ニコン

D50

実売価格:8万9800円(ボディのみ)、10万9800円(レンズキット)、13万9800円(ダブルズームキット)

発売日:2005年6月29日

このモデルの注目ポイント ライバル機種はズバリこれ!
・9万円を切る手ごろな実売価格
・D70sと大差のない撮影性能
・レンズキットはボディーの2万円高で買える
・ペンタックス *ist DL
・キヤノン EOS Kiss デジタル N
・オリンパス E-300

 この2〜3カ月、各社から低価格デジタル一眼レフカメラが続々と登場している。プロ向けデジタル一眼レフを早くから発売していたニコンが、そのノウハウを惜しみなくつぎ込んで作った普及機が、今回紹介する「D50」だ。

コンパクト機からの乗り換えを見込んだ仕様

 ボディーのデザインは、「D70」や「D100」など、これまでのニコン製デジタル一眼レフカメラの血筋をしっかりと受け継いでいる。D50での大きな変化は、記録メディアがコンパクトフラッシュからSDメモリーカードになったことと、コマンドダイヤルがこれまでの前後2つから後ろ1つに減った点だ。
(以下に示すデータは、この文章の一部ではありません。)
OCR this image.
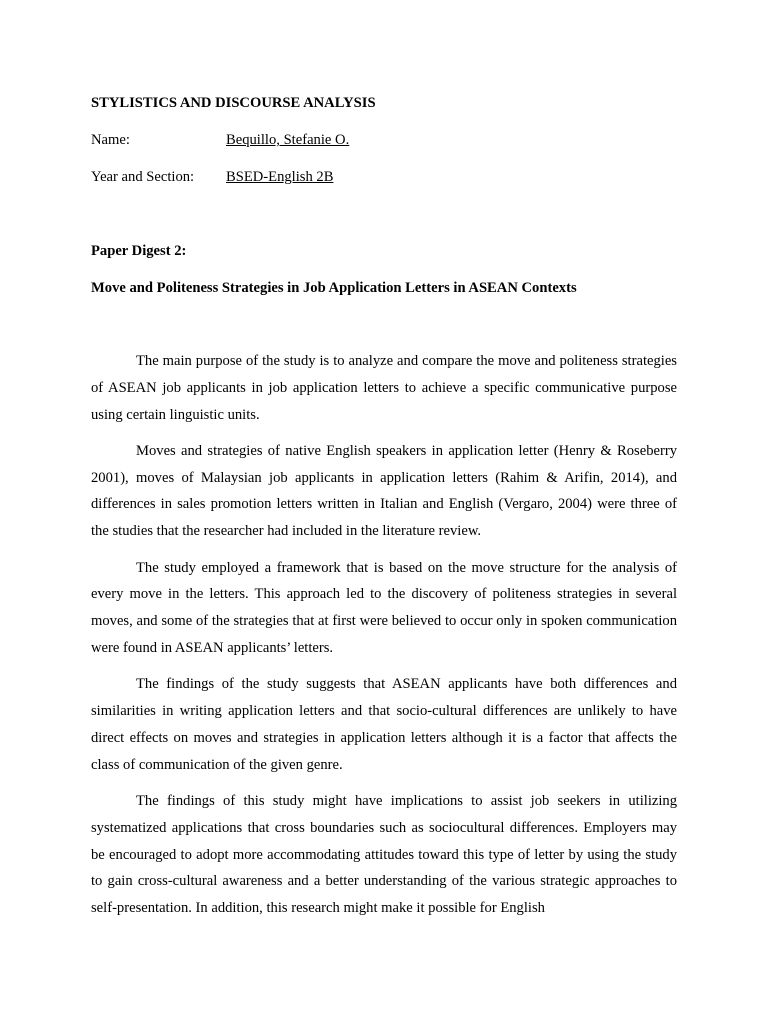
STYLISTICS AND DISCOURSE ANALYSIS
Name:	Bequillo, Stefanie O.
Year and Section: BSED-English 2B
Paper Digest 2:
Move and Politeness Strategies in Job Application Letters in ASEAN Contexts

The main purpose of the study is to analyze and compare the move and politeness strategies of ASEAN job applicants in job application letters to achieve a specific communicative purpose using certain linguistic units.

Moves and strategies of native English speakers in application letter (Henry & Roseberry 2001), moves of Malaysian job applicants in application letters (Rahim & Arifin, 2014), and differences in sales promotion letters written in Italian and English (Vergaro, 2004) were three of the studies that the researcher had included in the literature review.

The study employed a framework that is based on the move structure for the analysis of every move in the letters. This approach led to the discovery of politeness strategies in several moves, and some of the strategies that at first were believed to occur only in spoken communication were found in ASEAN applicants’ letters.

The findings of the study suggests that ASEAN applicants have both differences and similarities in writing application letters and that socio-cultural differences are unlikely to have direct effects on moves and strategies in application letters although it is a factor that affects the class of communication of the given genre.

The findings of this study might have implications to assist job seekers in utilizing systematized applications that cross boundaries such as sociocultural differences. Employers may be encouraged to adopt more accommodating attitudes toward this type of letter by using the study to gain cross-cultural awareness and a better understanding of the various strategic approaches to self-presentation. In addition, this research might make it possible for English
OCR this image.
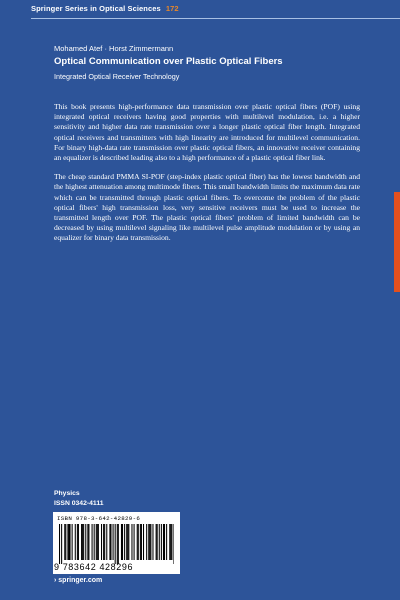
Springer Series in Optical Sciences 172
Mohamed Atef · Horst Zimmermann
Optical Communication over Plastic Optical Fibers
Integrated Optical Receiver Technology

This book presents high-performance data transmission over plastic optical fibers (POF) using integrated optical receivers having good properties with multilevel modulation, i.e. a higher sensitivity and higher data rate transmission over a longer plastic optical fiber length. Integrated optical receivers and transmitters with high linearity are introduced for multilevel communication. For binary high-data rate transmission over plastic optical fibers, an innovative receiver containing an equalizer is described leading also to a high performance of a plastic optical fiber link.

The cheap standard PMMA SI-POF (step-index plastic optical fiber) has the lowest bandwidth and the highest attenuation among multimode fibers. This small bandwidth limits the maximum data rate which can be transmitted through plastic optical fibers. To overcome the problem of the plastic optical fibers' high transmission loss, very sensitive receivers must be used to increase the transmitted length over POF. The plastic optical fibers' problem of limited bandwidth can be decreased by using multilevel signaling like multilevel pulse amplitude modulation or by using an equalizer for binary data transmission.

Physics
ISSN 0342-4111
ISBN 978-3-642-42829-6
9 783642 428296
› springer.com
 SDメモリーカードの採用は、ボディーの小型化を図ることに加え、コンパクトデジタルカメラからの乗り換えがスムーズに行えるようにとの配慮からだ。すでにデジタル一眼レフを持っているユーザーからすれば、手持ちのコンパクトフラッシュが使えないのが不便に感じるかもしれないが、カメラのキャラクターを考えれば、SDメモリーカードの採用は正解だと感じる。

全体的なデザインや操作ボタン類のレイアウトは、上位モデルであるD70シリーズとほとんど同じだが、グリップ部のダイヤルが省かれたのが大きな違い。ボディーはコンパクトながらグリップは大きめで、ホールド感はよい

背面の液晶モニターは2型で、D70sと同じ大きさだ。モニター脇のボタン類は大きめだが、形状が平べったいために、慣れないうちは戸惑うかもしれない

 ダイヤルの数が減ったことで、操作性が大きく犠牲になりそうな印象を受けるかもしれない。だが、マニュアル露出モードで撮影した時にちょっと戸惑ったり、上位機種と併用した際に多少混乱するという程度だった。

D70(右)と比べてみると、ボディーがひと回りコンパクトなのがわかる。装着しているレンズは、ともにレンズキット付属のものだが、D50の付属レンズは大幅に小型・軽量化を図っているのがわかる。背面もよく似ているが、D50はボタン類の一部が省略された

 液晶モニターは、D70sと同じ2型なのだが、表示の傾向はずいぶん違うように感じられた。D50の方がコントラストが高く、しかも角が立ったようなシャープな画像になるのだ。メニュー画面自体は、コントラストの高さと画面の大きさが相まって、とても見やすく仕上がっている。

大きなモードダイヤルには、新たに「こどもスナップモード」を追加。子どもの肌を生き生きとした発色に仕上げるモードで、ターゲットとするユーザー層をよく表している D70などのこれまでの機種では、シャッターボタンの下に2つ目のダイヤルを用意していたが、D50では廃止された。その代わりに、赤外線リモコンの受光部を配置している

 また、上位機種で採用されたヘルプ表示機能が盛り込まれており、操作に慣れていない初心者にとってはありがたい。欲をいえば、プロ向けモデル「D2X」で採用された、メニューで最近設定した項目を順に表示する履歴画面を搭載してほしかった。説明書を片手に操作する場合はともかく、外出先などでは設定したい項目を探すのに手間取ってしまうことがよくある。本機は、階層の深い部分に細かな設定項目が多くあるだけに、よく設定する項目を呼び出しやすい履歴画面があれば、より使いやすくなると感じる。